The leaders who spoke at the commission say, after months of negotiations to reach a new agreement, they've only received a "take it or leave it" offer for renewed funding. They said that is not a true negotiation process.
"We want to cut those ties of having to keep relying on everybody and actually build," said Alcon. "But we don't even have the resources to be basic."
Alcon listed the disadvantages Indigenous officers have to deal with.
They work with old or aging vehicles and equipment. Bullet-proof vests are no longer effective because of their age.
Alcon said police forces are often understaffed because they don't have the funds to recruit, or entice trained officers to remain in the communities.
In small communities, where officers know most of the residents, Alcon said they have to serve as de facto social workers and suicide councillors as well.
'A situation that no other police institution finds itself in'
For Picard, the discrepancy in funding for Indigenous and non-Indigenous police forces amounts to discrimination.
"It's totally, totally unfair that we be put in a situation that no other police institution finds itself in — be it the SQ, the RCMP across the country, or municipal police" said Picard. "The security of our peoples is compromised, and that's totally unacceptable."
Picard told retired Quebec Superior Court justice Jacques Viens that policing in Indigenous communities has to be treated as an essential service the way it is in non-Indigenous communities.

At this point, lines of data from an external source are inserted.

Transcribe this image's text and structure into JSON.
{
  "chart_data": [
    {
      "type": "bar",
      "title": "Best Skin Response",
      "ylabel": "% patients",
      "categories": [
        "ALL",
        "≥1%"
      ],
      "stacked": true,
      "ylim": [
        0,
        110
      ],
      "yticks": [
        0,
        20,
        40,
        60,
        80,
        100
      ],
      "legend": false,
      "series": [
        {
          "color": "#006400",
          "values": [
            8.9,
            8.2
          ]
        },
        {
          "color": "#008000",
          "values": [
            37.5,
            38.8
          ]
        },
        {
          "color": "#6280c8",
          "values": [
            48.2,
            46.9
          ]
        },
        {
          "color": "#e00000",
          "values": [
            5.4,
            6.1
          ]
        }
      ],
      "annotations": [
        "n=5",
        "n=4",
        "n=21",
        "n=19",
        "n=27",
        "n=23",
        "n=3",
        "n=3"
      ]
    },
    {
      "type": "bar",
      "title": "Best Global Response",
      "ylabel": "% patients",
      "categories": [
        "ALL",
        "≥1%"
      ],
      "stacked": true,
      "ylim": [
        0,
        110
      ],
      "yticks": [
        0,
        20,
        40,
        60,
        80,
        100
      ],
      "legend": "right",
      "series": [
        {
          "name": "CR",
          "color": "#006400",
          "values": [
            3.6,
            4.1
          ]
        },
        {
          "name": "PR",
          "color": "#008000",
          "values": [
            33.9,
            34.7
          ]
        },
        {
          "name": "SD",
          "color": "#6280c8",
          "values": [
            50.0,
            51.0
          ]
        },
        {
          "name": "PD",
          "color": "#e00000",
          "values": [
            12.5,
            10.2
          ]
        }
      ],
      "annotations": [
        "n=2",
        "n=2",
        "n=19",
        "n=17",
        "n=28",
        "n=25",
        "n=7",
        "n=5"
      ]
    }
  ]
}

Alcon described how the lack of funding and support he received during his 15-year career wore him down, prompting him to leave the profession.
"I wasn't seeing any change within the governments, I wasn't seeing any change that we were getting from our own government," said Alcon, 39. "It creates this cognitive dissonance between us, and you start questioning things."
Alcon, who's now a band councillor, made the jump to politics a few years later to try to help the situation from the other side.
"I figured this is the voice where I need to be, this is the platform where I need to be," said Alcon.